WSTZ-FM
- Vicksburg, Mississippi; United States;
- Broadcast area: Jackson, Mississippi
- Frequency: 106.7 MHz
- Branding: Z106.7

Programming
- Format: Classic rock

Ownership
- Owner: iHeartMedia; (iHM Licenses, LLC);
- Sister stations: WJDX, WJDX-FM, WMSI-FM, WHLH, WSFZ

History
- First air date: April 1, 1970
- Former call signs: WKYV-FM (1970–1986)

Technical information
- Licensing authority: FCC
- Facility ID: 37177
- Class: C
- ERP: 85,000 watts
- HAAT: 575 meters (1,886 ft)
- Transmitter coordinates: 32°12′49.50″N 90°22′56.30″W﻿ / ﻿32.2137500°N 90.3823056°W

Links
- Public license information: Public file; LMS;
- Webcast: Listen live (via iHeartRadio)
- Website: z106.iheart.com

= WSTZ-FM =

WSTZ-FM (106.7 FM, "Z106.7") is a classic rock music formatted radio station in Jackson, Mississippi, but is licensed to Vicksburg, Mississippi. WSTZ is owned by iHeartMedia (formerly Clear Channel Communications until September 2014).

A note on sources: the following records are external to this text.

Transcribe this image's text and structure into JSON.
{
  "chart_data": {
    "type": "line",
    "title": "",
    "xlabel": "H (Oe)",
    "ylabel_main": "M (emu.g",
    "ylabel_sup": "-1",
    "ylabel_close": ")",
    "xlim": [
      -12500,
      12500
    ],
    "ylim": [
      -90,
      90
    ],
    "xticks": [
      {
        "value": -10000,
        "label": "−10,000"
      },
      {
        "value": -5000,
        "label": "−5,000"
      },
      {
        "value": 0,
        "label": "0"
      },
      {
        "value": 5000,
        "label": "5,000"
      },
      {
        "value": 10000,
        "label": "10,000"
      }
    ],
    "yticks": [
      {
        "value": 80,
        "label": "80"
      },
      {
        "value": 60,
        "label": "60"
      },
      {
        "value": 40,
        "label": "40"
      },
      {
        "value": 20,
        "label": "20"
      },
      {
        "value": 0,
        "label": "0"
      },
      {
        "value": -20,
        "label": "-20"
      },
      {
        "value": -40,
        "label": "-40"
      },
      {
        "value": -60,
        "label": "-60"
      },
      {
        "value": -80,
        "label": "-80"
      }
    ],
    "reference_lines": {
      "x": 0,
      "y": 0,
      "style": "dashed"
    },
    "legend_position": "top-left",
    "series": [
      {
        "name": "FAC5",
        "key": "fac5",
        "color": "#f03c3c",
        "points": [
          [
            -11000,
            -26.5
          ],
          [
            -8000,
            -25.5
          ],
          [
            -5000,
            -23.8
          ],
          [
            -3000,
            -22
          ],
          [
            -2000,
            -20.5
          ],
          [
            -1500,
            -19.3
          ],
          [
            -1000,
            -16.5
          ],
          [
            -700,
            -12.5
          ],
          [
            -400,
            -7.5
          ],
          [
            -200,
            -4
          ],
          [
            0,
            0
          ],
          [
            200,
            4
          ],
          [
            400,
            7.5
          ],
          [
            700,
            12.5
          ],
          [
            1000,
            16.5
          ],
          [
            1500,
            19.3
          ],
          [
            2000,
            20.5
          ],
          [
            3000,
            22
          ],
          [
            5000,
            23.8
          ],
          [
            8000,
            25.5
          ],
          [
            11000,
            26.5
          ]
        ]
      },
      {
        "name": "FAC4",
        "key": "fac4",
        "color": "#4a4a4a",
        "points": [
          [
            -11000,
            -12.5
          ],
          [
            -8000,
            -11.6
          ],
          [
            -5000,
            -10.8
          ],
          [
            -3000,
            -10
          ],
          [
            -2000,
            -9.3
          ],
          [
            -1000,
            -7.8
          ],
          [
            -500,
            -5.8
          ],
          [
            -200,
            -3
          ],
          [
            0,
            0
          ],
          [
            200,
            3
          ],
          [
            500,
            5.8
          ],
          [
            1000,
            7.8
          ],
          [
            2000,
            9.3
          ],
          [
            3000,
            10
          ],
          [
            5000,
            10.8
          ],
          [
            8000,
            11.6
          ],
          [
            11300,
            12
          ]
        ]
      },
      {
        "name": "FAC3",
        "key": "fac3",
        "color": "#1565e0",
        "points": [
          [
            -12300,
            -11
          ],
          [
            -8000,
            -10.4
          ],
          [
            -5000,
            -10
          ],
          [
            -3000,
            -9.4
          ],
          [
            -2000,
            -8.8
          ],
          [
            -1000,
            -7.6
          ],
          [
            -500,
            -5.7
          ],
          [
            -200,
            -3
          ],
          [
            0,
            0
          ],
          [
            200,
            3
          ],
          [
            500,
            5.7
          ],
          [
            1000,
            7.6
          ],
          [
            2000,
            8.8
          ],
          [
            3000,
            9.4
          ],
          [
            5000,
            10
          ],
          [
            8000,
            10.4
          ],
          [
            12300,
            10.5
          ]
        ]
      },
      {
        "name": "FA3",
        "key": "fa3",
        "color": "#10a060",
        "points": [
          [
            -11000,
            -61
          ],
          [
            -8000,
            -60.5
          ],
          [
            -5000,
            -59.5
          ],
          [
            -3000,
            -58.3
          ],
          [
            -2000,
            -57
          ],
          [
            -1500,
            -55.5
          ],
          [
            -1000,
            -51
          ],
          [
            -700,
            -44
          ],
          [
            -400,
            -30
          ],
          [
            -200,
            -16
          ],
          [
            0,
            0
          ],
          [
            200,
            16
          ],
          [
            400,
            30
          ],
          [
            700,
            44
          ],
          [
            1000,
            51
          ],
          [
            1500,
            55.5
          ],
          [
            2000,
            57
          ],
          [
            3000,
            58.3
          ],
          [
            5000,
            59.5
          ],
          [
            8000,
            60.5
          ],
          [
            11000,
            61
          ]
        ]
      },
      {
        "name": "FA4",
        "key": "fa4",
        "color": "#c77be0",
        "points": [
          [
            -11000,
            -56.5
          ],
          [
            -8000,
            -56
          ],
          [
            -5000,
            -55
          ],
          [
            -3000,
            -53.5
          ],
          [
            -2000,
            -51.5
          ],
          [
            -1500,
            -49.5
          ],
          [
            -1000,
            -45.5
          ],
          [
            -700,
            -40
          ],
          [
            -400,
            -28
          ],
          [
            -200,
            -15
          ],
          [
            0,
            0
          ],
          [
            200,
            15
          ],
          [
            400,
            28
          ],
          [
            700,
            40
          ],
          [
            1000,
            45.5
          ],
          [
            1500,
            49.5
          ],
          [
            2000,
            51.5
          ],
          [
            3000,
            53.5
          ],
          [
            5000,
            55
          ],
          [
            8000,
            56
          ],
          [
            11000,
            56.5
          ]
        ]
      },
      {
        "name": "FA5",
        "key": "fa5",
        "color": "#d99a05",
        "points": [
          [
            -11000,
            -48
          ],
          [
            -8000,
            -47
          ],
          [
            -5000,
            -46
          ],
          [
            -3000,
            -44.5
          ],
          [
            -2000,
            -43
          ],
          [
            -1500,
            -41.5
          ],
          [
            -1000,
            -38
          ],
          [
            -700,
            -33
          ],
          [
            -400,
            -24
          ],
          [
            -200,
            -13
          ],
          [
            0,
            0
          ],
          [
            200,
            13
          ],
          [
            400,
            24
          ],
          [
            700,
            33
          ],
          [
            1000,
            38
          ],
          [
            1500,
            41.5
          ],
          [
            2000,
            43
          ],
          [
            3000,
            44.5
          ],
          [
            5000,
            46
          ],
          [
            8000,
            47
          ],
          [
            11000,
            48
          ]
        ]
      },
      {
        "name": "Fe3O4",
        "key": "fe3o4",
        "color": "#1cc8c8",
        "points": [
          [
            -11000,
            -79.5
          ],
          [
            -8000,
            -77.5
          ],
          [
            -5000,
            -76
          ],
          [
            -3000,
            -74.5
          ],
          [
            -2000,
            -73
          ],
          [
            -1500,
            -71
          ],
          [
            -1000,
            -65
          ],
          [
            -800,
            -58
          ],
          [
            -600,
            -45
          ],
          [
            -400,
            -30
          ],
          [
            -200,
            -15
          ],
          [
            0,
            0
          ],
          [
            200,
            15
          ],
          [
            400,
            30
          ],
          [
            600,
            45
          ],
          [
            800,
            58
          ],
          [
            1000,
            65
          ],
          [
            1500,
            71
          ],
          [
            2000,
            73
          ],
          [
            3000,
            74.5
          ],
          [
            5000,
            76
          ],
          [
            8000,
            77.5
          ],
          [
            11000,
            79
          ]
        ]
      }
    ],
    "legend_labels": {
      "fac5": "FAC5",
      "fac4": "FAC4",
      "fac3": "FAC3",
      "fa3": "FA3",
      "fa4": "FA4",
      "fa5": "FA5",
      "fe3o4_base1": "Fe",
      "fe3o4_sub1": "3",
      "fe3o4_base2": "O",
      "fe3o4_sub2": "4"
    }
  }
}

WSTZ serves Jackson and surrounding area with an ERP of 85,000 watts. Its studios are located in Northwest Jackson and the transmitter site is in Raymond.

==Programming==
WSTZ is the Jackson affiliate for Walton & Johnson, a syndicated morning show from sister station KPRC (AM) in Houston. Sundays feature "Sunday Brunch" in the morning, "Christian the Drunken Fool" in the afternoon, and "Flashback" in the evening. On Tuesdays is "Twofer Tuesdays", in which two songs by the same band are played one after another.